European Commission wants EU members to acknowledge all parents


European Union


beeld Unsplash, Klara Kulikova

EU countries must also recognise an unmarried or same-sex couple from another member state as parents of their children. That is the opinion of the European Commission. That principle also applies to member states like Hungary and Poland, which often refuse to do so.

Children must be able to request a European parent certificate that is accepted by all member states of the European Union, the Commission proposes, as reported by the Dutch daily Reformatorisch Dagblad.

The proposals of the Commission should give all children and parents in the European Union the same rights, Euro commissioner Didier Reynders says. He is responsible for the legislation and says that the proposal's aim, for example, is to ensure that the guardianship of children works the same way in all countries, that parents can represent their children and that the inheritance is legally solid. Currently, two million children and their parents are at risk that a state violates their rights, Reynders says. "That situation is unacceptable for the Commission."
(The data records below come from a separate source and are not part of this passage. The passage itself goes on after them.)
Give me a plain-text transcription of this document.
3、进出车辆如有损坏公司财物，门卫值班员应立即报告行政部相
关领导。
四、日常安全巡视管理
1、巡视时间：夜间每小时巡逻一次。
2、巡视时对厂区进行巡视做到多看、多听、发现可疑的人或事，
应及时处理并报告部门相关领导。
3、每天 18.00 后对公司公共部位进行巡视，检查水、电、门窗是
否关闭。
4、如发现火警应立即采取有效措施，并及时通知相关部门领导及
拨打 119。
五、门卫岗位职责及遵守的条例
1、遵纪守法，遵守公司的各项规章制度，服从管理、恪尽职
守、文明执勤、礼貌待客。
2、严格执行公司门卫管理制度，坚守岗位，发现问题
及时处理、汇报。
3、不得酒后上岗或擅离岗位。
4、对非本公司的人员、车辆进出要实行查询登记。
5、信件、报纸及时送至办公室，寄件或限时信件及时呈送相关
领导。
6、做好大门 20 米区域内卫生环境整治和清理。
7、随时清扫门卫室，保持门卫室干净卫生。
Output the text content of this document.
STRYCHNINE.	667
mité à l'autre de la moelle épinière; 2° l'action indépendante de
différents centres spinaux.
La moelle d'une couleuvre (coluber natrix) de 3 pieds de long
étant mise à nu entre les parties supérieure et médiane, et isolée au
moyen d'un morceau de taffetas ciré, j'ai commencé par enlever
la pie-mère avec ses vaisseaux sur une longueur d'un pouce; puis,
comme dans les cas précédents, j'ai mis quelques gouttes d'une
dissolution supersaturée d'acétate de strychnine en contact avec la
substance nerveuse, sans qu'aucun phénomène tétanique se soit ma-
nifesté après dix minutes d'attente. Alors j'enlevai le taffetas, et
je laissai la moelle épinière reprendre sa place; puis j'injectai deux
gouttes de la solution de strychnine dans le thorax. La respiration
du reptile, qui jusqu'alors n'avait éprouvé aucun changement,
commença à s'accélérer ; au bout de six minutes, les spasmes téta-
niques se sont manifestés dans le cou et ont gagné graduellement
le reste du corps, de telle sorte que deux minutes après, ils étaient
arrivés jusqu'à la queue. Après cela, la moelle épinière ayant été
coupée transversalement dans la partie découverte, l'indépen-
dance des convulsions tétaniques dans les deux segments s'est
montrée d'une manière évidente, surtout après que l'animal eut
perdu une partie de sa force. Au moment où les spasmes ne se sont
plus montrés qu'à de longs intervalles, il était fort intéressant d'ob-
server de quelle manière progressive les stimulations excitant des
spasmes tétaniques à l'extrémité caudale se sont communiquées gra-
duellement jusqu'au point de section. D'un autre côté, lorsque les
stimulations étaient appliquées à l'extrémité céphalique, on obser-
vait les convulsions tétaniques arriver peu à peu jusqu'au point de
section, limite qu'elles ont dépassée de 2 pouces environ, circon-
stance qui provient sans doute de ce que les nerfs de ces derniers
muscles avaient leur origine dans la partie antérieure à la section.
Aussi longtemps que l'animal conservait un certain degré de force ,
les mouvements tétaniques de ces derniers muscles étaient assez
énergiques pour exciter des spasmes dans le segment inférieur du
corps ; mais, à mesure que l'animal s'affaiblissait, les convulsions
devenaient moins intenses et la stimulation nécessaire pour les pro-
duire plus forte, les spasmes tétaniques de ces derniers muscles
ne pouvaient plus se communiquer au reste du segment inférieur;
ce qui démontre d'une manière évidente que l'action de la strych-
It is unlikely that EU states, such as Hungary, will agree to the proposals. And without the support of these countries, the bills cannot be accepted. This is a construction that has been controversy among the member states, as often, the same countries block proposals. Yet, Reynders will not give up in advance. He wants to try to convince all member states. If that does not work, he says there are "of course possibilities to continue" the plans with only the countries that do support the ideas.

Reynders emphasises that EU members will still be able to decide whom they want to see as parents. The Commission only wants countries to accept each other's parent recognitions. Over the last few years, several couples have been refused recognition by other member states.